Midnight Sail on Utah Lake

Friday night I set out with #2 and #5 for an overnight sail on Utah Lake. The winds were 10-15 knots, and the waves 3-4 feet. We left the Provo Marina around 8 pm and sailed southwest for a couple hours.

About half an hour after sunset, the moon rose. The night could not have been more beautiful. The lights on the shore faded to small specks as we headed further out. The moonlight shone across the tops of the waves, and the only sounds were the hull cutting through the waves and the occasional creaking of the tiller.

Our destination was Bird Island, a sometimes-visible rocky outcropping several miles south southwest of the Provo Marina.
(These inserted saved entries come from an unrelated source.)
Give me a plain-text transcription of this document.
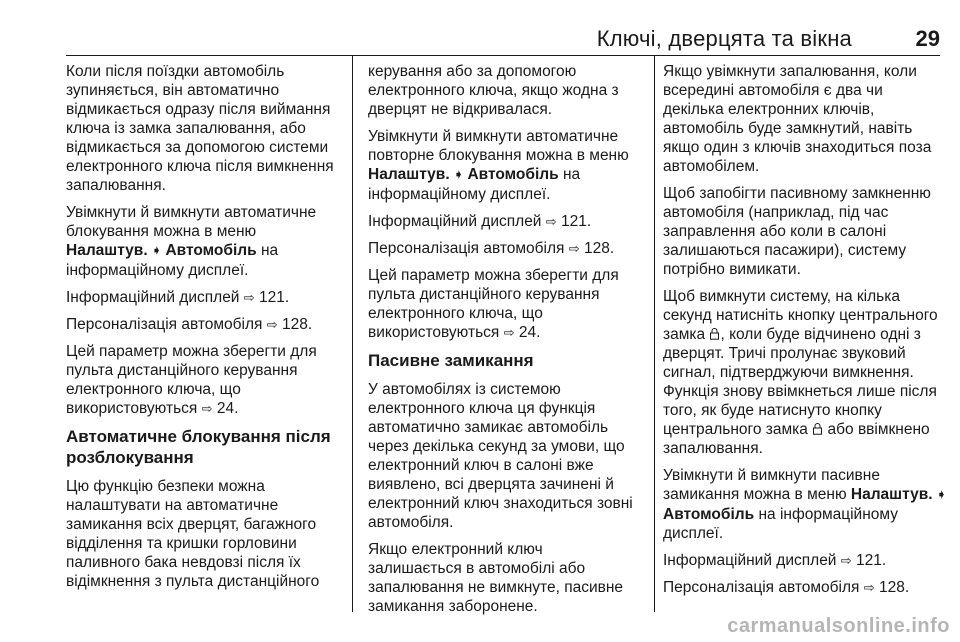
Ключі, дверцята та вікна	29

Коли після поїздки автомобіль зупиняється, він автоматично відмикається одразу після виймання ключа із замка запалювання, або відмикається за допомогою системи електронного ключа після вимкнення запалювання.

Увімкнути й вимкнути автоматичне блокування можна в меню Налаштув. ➧ Автомобіль на інформаційному дисплеї.

Інформаційний дисплей ⇨ 121.

Персоналізація автомобіля ⇨ 128.

Цей параметр можна зберегти для пульта дистанційного керування електронного ключа, що використовуються ⇨ 24.

Автоматичне блокування після розблокування

Цю функцію безпеки можна налаштувати на автоматичне замикання всіх дверцят, багажного відділення та кришки горловини паливного бака невдовзі після їх відімкнення з пульта дистанційного

керування або за допомогою електронного ключа, якщо жодна з дверцят не відкривалася.

Увімкнути й вимкнути автоматичне повторне блокування можна в меню Налаштув. ➧ Автомобіль на інформаційному дисплеї.

Інформаційний дисплей ⇨ 121.

Персоналізація автомобіля ⇨ 128.

Цей параметр можна зберегти для пульта дистанційного керування електронного ключа, що використовуються ⇨ 24.

Пасивне замикання

У автомобілях із системою електронного ключа ця функція автоматично замикає автомобіль через декілька секунд за умови, що електронний ключ в салоні вже виявлено, всі дверцята зачинені й електронний ключ знаходиться зовні автомобіля.

Якщо електронний ключ залишається в автомобілі або запалювання не вимкнуте, пасивне замикання заборонене.

Якщо увімкнути запалювання, коли всередині автомобіля є два чи декілька електронних ключів, автомобіль буде замкнутий, навіть якщо один з ключів знаходиться поза автомобілем.

Щоб запобігти пасивному замкненню автомобіля (наприклад, під час заправлення або коли в салоні залишаються пасажири), систему потрібно вимикати.

Щоб вимкнути систему, на кілька секунд натисніть кнопку центрального замка , коли буде відчинено одні з дверцят. Тричі пролунає звуковий сигнал, підтверджуючи вимкнення. Функція знову ввімкнеться лише після того, як буде натиснуто кнопку центрального замка або ввімкнено запалювання.

Увімкнути й вимкнути пасивне замикання можна в меню Налаштув. ➧ Автомобіль на інформаційному дисплеї.

Інформаційний дисплей ⇨ 121.

Персоналізація автомобіля ⇨ 128.

carmanualsonline.info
Our intent was to spend the night at anchor near the island, however after being tossed by the waves for several hours, the crew voted to return to the sheltered waters of the harbor.

By about 2230 hrs, #5 and #2 came out of the cabin to join me in the cockpit. #5 was tired and getting cold, so he lay down on one of the cockpit benches and slept. #2 spent half an hour in the cabin and came down with a slight case of Mal de Meer. After a few minutes in the cockpit, he retired to the forward cabin to try and rest.

The winds picked up around this time, and I was enjoying the sailing so much that I decided I could easily sail until 2 or 3 in the morning without tiring. The steady winds, the occasional spray of waves crashing against the hull, and the moonlight accenting the waves were intoxicating.

We sailed on, waiting for the winds to subside at which point I would drop anchor and settle in for the night. But the winds didn't let up. The crew was resting quietly, so I thought I would simply drop anchor in the waves, and try spending the night out in the open. But I started to worry as I imagined myself going over the side while on deck trying to anchor. The sleeping crew would not wake up, and I'd be carp food by morning.

So I pulled #2 from the forward cabin to come watch the helm. He came aft, and we discussed the options. We ultimately decided to head back for the marina. #2 and #5 slept on the cockpit cushions, and I stood at the helm, watching the waves, listening to the wind, and enjoying the long sail home.

I love the feeling of coming off a windy sail and into the marina. The instant we come through the breakwater, the water is as smooth as glass. The only hint of the exciting conditions outside the marina is the distant sound of waves breaking outside the jettys.